A mother of six, she noted that the synod also illustrated the importance of women’s roles in the church and in passing the faith along to future generations.
“The synod made it clear that women’s fuller participation in the life and leadership of the church is not a side issue,” Daniels said. “It is central to the church’s mission, to its credibility and to its capacity to serve the common good.”
She said that when the theologians gathered in 2022 to analyze the results of the local listening processes, it became clear that the question of women’s participation had persistently surfaced across different contexts, cultures and regions.
“This was not about new roles or new ministries, but simply what is already existing in canon law right now,” she said. “Synod Study Group 5, based on the Dicastery for the Doctrine of the Faith, took up the question of women’s participation as its mandate.”
Daniels said their report states that a growing number of women across all age groups and global regions no longer feel at home in the church.
She noted that bringing women back to the church was important for evangelization, “since women are so often, as we know, the life blood of parishes and those who most often transmit the faith to the next generation.”
“This is where the patience of the synodal process meets the urgency of our moment,” Daniels said. “Study Group 5 has now offered a concrete framework addressing the issue, and [Pope] Leo’s early governance signals that he intends to move forward. What remains is implementation in dioceses, ministries and institutions throughout the church of increased use of canonical opportunities already available to women.”
Daniels said that the synod showed how truly global the Catholic Church is, with only 6% of the world’s Catholics living in the United States. So global issues may look different than how Americans see things. For instance, she said many Catholic parishes around the world are facing issues with poverty and a lack of women in the workforce in general.

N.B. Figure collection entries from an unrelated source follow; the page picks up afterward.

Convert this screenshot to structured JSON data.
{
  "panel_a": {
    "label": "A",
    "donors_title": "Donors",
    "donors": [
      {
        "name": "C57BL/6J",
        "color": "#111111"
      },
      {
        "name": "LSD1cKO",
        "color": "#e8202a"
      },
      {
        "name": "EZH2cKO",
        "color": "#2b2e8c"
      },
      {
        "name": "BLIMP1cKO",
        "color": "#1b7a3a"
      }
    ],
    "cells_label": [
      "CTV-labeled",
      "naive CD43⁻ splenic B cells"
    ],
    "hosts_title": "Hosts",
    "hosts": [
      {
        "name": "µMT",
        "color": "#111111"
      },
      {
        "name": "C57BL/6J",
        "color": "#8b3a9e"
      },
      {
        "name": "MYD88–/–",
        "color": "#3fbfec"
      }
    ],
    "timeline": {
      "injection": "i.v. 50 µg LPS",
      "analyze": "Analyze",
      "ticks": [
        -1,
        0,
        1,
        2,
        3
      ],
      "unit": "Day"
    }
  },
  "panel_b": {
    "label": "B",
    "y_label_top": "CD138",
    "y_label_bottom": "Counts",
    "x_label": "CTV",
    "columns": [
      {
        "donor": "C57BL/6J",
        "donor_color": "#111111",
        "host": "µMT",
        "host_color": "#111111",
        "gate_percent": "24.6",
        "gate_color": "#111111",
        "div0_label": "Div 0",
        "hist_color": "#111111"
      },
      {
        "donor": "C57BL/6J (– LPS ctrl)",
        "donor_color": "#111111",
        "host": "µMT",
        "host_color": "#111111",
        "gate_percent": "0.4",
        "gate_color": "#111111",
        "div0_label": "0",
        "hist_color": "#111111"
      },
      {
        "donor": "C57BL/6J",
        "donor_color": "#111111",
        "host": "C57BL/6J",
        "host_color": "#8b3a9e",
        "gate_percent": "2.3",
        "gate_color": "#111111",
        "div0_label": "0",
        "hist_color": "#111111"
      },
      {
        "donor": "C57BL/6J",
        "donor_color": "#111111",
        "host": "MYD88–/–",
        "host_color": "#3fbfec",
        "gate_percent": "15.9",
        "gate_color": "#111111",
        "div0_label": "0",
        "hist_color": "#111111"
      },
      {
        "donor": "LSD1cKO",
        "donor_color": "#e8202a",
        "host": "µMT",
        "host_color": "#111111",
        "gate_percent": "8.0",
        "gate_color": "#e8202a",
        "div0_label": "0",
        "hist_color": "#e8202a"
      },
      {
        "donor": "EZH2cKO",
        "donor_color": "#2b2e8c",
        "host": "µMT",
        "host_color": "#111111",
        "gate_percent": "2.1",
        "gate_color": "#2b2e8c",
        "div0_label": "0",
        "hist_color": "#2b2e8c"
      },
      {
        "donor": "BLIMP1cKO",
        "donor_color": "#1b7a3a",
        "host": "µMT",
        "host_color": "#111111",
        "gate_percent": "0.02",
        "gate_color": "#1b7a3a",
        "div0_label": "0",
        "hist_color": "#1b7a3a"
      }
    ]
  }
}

“The most frequently proposed actions were broader access to leadership and decision-making roles, as well as increased formation — theological formation, leadership formation, pastoral formation,” she said. “Global women’s voices also urgently focused on the conditions of women in society, on poverty, on violence, on trafficking, on war, and on the church’s duty to respond.”
When asked if she was discouraged at all, she said she was not. She said the synod showed that a bright future for the church was not a utopian dream, but very humanly possible.
“I am hopeful,” she said. “I am very, very hopeful.”